Quadvest CEO and CFO talking with Bank of Texas baking manager about future loans and capital.

“What I appreciated is that they were much more out-of-the-box thinkers from the outset when it came to the products they could offer,” Eastman said, referring to financing that accommodates the separate ownership of the facilities and the business.

“We listened to their story—their start, challenges, goals, and transition,” said Erik Olson, commercial market manager at Bank of Texas. “Our team then strategized on their construction project by offering a no-money-down loan that involved the existing property and mortgage, as well as the equity built over time.” That proved to be a difference-maker for all parties and the beginning of a productive relationship.

When water flows, business grows
While a construction loan can be seen as a “one-and-done” transaction, most of Bank of Texas’ work for Quadvest is ongoing.

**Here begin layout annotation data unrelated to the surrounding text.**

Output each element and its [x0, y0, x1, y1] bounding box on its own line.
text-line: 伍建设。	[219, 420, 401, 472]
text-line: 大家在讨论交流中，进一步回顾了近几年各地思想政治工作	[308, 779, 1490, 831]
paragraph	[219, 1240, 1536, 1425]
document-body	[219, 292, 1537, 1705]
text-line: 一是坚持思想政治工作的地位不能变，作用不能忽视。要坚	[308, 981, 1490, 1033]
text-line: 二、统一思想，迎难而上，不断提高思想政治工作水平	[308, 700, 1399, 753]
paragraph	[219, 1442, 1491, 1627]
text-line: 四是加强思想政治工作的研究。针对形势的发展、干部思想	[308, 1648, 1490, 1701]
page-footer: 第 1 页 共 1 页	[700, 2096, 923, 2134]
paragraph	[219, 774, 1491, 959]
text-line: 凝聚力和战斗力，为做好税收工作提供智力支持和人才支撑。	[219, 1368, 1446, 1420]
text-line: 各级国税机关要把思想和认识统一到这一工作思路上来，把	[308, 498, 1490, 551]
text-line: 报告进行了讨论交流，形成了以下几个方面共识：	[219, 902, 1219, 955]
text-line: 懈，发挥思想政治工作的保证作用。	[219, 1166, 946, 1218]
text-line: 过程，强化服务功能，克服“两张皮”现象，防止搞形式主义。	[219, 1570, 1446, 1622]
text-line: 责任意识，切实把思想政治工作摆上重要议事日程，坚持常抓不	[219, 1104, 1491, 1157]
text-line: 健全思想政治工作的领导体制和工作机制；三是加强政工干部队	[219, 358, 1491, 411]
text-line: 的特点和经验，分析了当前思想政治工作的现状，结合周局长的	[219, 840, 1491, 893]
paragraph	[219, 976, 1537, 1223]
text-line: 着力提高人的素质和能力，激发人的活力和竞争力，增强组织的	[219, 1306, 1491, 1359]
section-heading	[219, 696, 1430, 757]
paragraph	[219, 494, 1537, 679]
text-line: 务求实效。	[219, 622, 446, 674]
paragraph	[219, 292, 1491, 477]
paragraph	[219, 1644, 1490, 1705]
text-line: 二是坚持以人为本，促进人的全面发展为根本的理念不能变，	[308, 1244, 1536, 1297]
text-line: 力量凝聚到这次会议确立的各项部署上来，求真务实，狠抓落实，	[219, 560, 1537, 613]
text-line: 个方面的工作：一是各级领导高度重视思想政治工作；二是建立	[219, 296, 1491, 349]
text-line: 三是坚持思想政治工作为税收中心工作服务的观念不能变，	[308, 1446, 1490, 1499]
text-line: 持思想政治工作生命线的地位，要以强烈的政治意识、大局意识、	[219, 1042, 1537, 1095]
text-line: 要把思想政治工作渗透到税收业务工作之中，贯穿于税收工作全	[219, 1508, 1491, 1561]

The company receives hundreds of recurring payments daily from customers—a challenge as cumbersome as it is constant. Online payment systems have helped, but many customers still pay by check, according to Eastman, and all accounts must be updated, regardless of payment channel. “A large level of sophistication is required to fulfill or collect weekly and monthly payments from 17,500 distinctive customers,” he said.

Ariel view of Quadvest utility plant and partner with BOK Financial.

Bank of Texas has helped Quadvest modernize its operational processes by centralizing collections and implementing new technologies. “Where Treasury’s Hari Patel and Britni Whitlock have been really good is by looking at our treasury operations and suggesting ways to help save money and increase efficiencies,” said Eastman.

With the Bank of Texas Treasury team’s guidance, Quadvest has transitioned from receiving payments at the company’s headquarters to a Bank of Texas lockbox for secure handling and expedited crediting to Quadvest’s operating account. Relevant customer information is transmitted daily to Quadvest for account updating. It’s a far cry from manually receiving nearly 1,000 checks a day, on average, requiring delivery to the bank for depositing and later posting.

"The Bank of Texas Treasury team is constantly looking at how we’re transacting and seeing if new products can save us money or effort. They’re constantly in our ears on that.”

Jeff Eastman, CFO Quadvest

Quadvest’s future
Eastman anticipates 2,500 new customers this year and calls its annual 10%-15% growth “pretty outstanding.” He and his team are bullish on the company’s prospects, too. According to the Houston Chronicle, the Greater Houston area grew by 69,000 new residents in 2021 to 7.2 million, behind only Dallas and Phoenix, in a year when many larger cities lost residents.

No matter how many customers Quadvest adds, Eastman has confidence in Bank of Texas’ ability to grow alongside. “They definitely have my and Quadvest’s interests as part of their focus. It’s been a really, really good relationship, and one to continue,” said Eastman.

5 business benefits of a lockbox

  1. Secure receipt of customer payments for immediate deposit and processing.
  2. Faster availability of funds for operational needs or visibility to real-time bank account balances.
  3. Eliminates traditional check handling, from mailroom to bank delivery.
  4. Can seamlessly update customers’ account balances or financial exposures.
  5. Reduces internal mishandling that could result in fraud or loss.